There was a cowboy hat in Houston, a surfboard in San Diego, a few used bases, an autographed Stan Musial jersey in St. Louis and even a year’s supply of sausage from the Brewers.
A grill was part of the deal, so at least he has somewhere to cook all that meat.
None of those tributes, however, are as large or grandiose as the one that longtime Braves fans Misty and Lamar Duren concocted for their farm near Walnut Grove, Ga., a town just east of Atlanta.
Little house, meet big cornfield.
The Durens have been turning seven acres of their farm into a maize maze for the past few years, so why not honor their favorite third baseman by cutting it in the shape of Jones’ head, complete with his cap, his name and his number?
“We love Chipper and thought this was the perfect opportunity to pay tribute to him and honor his 19 seasons with the Braves,” Misty said. “We’d love to have Chipper come and get lost in the maze.”

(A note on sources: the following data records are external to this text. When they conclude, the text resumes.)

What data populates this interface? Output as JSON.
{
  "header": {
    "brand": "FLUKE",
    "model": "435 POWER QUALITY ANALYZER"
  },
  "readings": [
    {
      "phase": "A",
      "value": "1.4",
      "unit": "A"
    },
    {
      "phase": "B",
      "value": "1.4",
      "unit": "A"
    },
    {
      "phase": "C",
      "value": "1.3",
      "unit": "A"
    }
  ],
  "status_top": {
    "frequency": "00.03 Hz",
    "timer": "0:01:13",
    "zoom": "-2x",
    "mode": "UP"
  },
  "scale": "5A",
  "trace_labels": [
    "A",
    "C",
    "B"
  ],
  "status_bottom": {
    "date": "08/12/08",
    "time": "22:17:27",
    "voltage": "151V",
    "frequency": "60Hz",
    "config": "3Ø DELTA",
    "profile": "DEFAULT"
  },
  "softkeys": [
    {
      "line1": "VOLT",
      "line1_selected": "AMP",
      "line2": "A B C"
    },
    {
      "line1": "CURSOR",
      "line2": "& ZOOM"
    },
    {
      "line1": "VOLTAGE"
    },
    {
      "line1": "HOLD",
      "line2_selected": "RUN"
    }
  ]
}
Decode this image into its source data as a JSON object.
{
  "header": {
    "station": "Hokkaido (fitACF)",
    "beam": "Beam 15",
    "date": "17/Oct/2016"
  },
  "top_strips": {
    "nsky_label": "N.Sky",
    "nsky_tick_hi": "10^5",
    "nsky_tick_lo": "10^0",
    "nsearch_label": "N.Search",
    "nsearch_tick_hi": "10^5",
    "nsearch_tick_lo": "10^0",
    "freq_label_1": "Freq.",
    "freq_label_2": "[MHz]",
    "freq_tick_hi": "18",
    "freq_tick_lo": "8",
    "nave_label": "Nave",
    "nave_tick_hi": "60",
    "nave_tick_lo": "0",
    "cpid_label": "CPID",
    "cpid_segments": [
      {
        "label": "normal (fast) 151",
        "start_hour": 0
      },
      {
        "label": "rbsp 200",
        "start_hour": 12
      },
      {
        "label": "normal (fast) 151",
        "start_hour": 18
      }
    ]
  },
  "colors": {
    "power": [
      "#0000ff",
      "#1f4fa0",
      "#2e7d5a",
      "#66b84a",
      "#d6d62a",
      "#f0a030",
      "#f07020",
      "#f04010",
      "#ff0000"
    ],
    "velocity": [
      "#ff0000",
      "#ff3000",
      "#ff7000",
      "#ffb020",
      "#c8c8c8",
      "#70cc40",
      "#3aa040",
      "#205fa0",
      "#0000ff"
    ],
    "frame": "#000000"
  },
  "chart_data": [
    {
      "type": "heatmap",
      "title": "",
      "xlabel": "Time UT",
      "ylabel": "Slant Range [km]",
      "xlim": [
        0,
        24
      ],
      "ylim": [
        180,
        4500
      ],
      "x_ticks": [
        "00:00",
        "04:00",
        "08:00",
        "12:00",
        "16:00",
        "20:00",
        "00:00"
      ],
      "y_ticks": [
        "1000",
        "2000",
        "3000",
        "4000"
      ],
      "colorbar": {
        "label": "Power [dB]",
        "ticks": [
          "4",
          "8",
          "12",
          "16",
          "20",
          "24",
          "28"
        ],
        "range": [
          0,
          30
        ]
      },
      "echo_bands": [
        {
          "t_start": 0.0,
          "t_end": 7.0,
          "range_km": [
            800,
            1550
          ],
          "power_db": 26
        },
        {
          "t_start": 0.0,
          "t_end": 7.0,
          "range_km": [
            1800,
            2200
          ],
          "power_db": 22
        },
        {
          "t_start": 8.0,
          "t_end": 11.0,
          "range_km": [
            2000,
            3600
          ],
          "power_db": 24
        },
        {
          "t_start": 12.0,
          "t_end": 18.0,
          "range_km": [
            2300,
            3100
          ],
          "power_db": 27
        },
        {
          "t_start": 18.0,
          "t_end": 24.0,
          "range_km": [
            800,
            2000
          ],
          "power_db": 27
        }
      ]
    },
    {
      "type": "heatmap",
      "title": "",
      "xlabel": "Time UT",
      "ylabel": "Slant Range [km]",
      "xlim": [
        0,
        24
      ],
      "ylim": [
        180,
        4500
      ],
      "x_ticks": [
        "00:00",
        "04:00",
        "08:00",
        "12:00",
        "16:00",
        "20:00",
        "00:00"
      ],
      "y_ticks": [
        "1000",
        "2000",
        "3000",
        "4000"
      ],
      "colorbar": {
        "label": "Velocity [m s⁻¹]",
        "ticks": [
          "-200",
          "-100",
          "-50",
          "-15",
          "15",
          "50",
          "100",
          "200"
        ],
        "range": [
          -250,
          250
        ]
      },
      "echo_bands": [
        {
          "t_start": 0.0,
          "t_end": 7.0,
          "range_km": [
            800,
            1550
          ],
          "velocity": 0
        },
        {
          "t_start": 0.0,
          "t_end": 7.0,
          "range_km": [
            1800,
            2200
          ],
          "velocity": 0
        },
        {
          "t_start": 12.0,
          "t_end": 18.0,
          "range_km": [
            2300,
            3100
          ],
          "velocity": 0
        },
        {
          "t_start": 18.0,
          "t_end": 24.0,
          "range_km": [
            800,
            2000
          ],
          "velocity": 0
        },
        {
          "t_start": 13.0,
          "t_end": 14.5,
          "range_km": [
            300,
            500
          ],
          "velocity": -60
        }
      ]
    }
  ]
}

Talk about getting lost in your thoughts.
Pitchers have been trying to get inside Chipper Jones’ head for years, but they’ve never been able to completely fool Jones, who is considered a shoo-in to reach the Hall of Fame.
The Durens have just made it easy for anyone who visits Corn Dawgs Corn Maze and Pumpkin Patch, which opens Sept. 23.
A company designed the maze and used a tractor and a GPS device to cut the design into the cornfield. It took four hours to complete it.
Last year, the Durens honored another longtime Atlanta icon by cutting Coca-Cola’s trademark logo into their field to celebrate the company’s 125th anniversary.
“We always want something to intrigue our customers,” she said.
The Durens built it, so plenty of Chipper fans will come.
Jones continues to be the most popular Braves player and is the lone remaining member of the 1995 World Series championship team.
He’s rejuvenated the Braves at times this season with clutch hits and heroic homers and is hitting .297 with 14 home runs and 60 RBI in his final season.
Jones, 40, just recently joined Hall of Famers Lou Gehrig, Stan Musial, Babe Ruth and Ted Williams as the only players in MLB history with at least 2,500 hits, 1,500 walks, 1,500 runs, 500 doubles, 450 home runs and 1,500 RBI with a career batting average of at least .300, an on-base percentage of at least .400 and a slugging percentage of at least .500.
“We’re big Braves fans. We love the Braves,” Misty Duren said. “We’re going to try to get Chipper out here. We have great hunting. Maybe that will get him to come out. We’d open the park exclusively for him.”